In early 2019, Adam, Jonah and Hannah were moved out of their greenhouse to the Arava Institute’s Daniel Fischel & Sylvia Neil Research & Visitors’ Park.

“It was so remarkable to bring these trees back from the dead — they were really just sleeping,” says Sallon.

“To see them grow several meters high and have babies was a ray of light at a time like this when people are worried and depressed. It is a sign of the remarkable resiliency of nature in the face of this terrible destruction of species. Nature will not give up without a struggle. That’s a motif for our times.”

And how do Hannah’s dates taste?

“Lovely,” says Sallon. “I find Medjoul dates too sticky sweet. Hannah’s are blander and drier, with a honey aftertaste that makes me think of the land of milk and honey.”

The date experts at Kibbutz Keturah say they taste like the Zahidi species of Iraqi dates. That makes sense, as Hannah is genetically related to a species that grew in Babylon — present-day Iraq.

“Domesticating the date palm for cultivation started around 6,000 years ago in Babylon and in the Arabian Peninsula,” Sallon explains.

“Methuselah and Adam, from Masada, are very Arabian-like and are more than 2,000 years old. Hannah is more Iraqi. We presume she was brought by the exiles coming back after the First Temple was destroyed, because the Talmud tells us that Judean exiles worked in date plantations in Babylon.”

Date cultivation in ancient Judea was well established by around 300 BCE. Uriel, Boaz and Jonah are from 200 CE, found in caves where Judeans took refuge from the Romans.

“They are more Western, like dates from North Africa, probably because the Romans primed those males to pollinate the Eastern palms,” says Sallon.

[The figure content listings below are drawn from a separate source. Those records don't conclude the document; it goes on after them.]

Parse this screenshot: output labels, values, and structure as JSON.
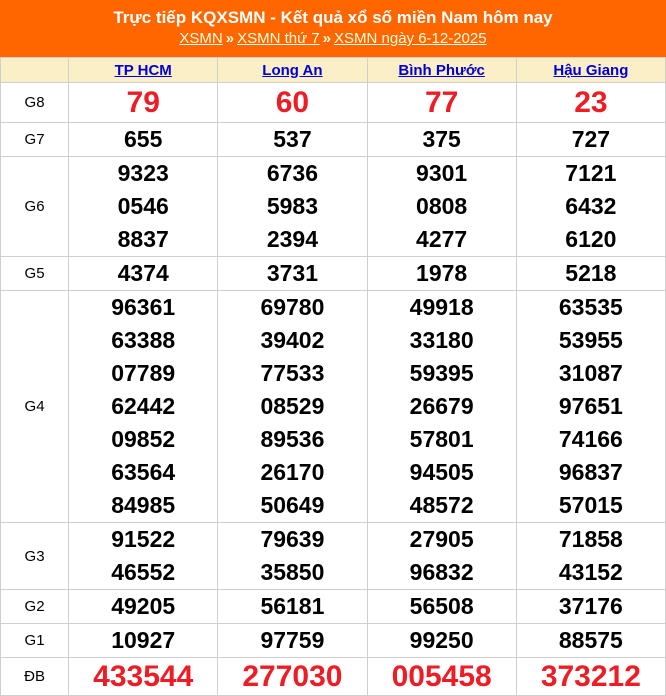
{
  "header": {
    "title": "Trực tiếp KQXSMN - Kết quả xổ số miền Nam hôm nay",
    "breadcrumb": {
      "items": [
        "XSMN",
        "XSMN thứ 7",
        "XSMN ngày 6-12-2025"
      ],
      "separator": "»"
    },
    "colors": {
      "banner_background": "#FF6600",
      "title_text": "#FFFFFF",
      "breadcrumb_link": "#FFFFE0"
    }
  },
  "table": {
    "columns": [
      "TP HCM",
      "Long An",
      "Bình Phước",
      "Hậu Giang"
    ],
    "colors": {
      "header_row_background": "#FBEFC8",
      "column_link": "#0000D6",
      "highlight_number": "#EE1C25",
      "normal_number": "#000000",
      "border": "#CFCFCF"
    },
    "prizes": [
      {
        "label": "G8",
        "cols": [
          [
            "79"
          ],
          [
            "60"
          ],
          [
            "77"
          ],
          [
            "23"
          ]
        ]
      },
      {
        "label": "G7",
        "cols": [
          [
            "655"
          ],
          [
            "537"
          ],
          [
            "375"
          ],
          [
            "727"
          ]
        ]
      },
      {
        "label": "G6",
        "cols": [
          [
            "9323",
            "0546",
            "8837"
          ],
          [
            "6736",
            "5983",
            "2394"
          ],
          [
            "9301",
            "0808",
            "4277"
          ],
          [
            "7121",
            "6432",
            "6120"
          ]
        ]
      },
      {
        "label": "G5",
        "cols": [
          [
            "4374"
          ],
          [
            "3731"
          ],
          [
            "1978"
          ],
          [
            "5218"
          ]
        ]
      },
      {
        "label": "G4",
        "cols": [
          [
            "96361",
            "63388",
            "07789",
            "62442",
            "09852",
            "63564",
            "84985"
          ],
          [
            "69780",
            "39402",
            "77533",
            "08529",
            "89536",
            "26170",
            "50649"
          ],
          [
            "49918",
            "33180",
            "59395",
            "26679",
            "57801",
            "94505",
            "48572"
          ],
          [
            "63535",
            "53955",
            "31087",
            "97651",
            "74166",
            "96837",
            "57015"
          ]
        ]
      },
      {
        "label": "G3",
        "cols": [
          [
            "91522",
            "46552"
          ],
          [
            "79639",
            "35850"
          ],
          [
            "27905",
            "96832"
          ],
          [
            "71858",
            "43152"
          ]
        ]
      },
      {
        "label": "G2",
        "cols": [
          [
            "49205"
          ],
          [
            "56181"
          ],
          [
            "56508"
          ],
          [
            "37176"
          ]
        ]
      },
      {
        "label": "G1",
        "cols": [
          [
            "10927"
          ],
          [
            "97759"
          ],
          [
            "99250"
          ],
          [
            "88575"
          ]
        ]
      },
      {
        "label": "ĐB",
        "cols": [
          [
            "433544"
          ],
          [
            "277030"
          ],
          [
            "005458"
          ],
          [
            "373212"
          ]
        ]
      }
    ]
  }
}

“The idea now is to reintroduce the Judean date — that’s my name for it — into modern agriculture. Perhaps they have important medicinal and nutritional traits that were bred out of modern dates.”

“Dates in ancient times here was one of the biggest sources of revenue. It would be nice to bring back from extinction this ancient variety that is producing very nice dates and reintroduce them to the market.”

Sallon also hopes to raise money to publish The Date’s Tale, a children’s story she wrote “from the point of view of the Methuselah himself going to sleep at Masada and waking up in a lab 2,000 years later.” Jane Goodall wrote the introduction.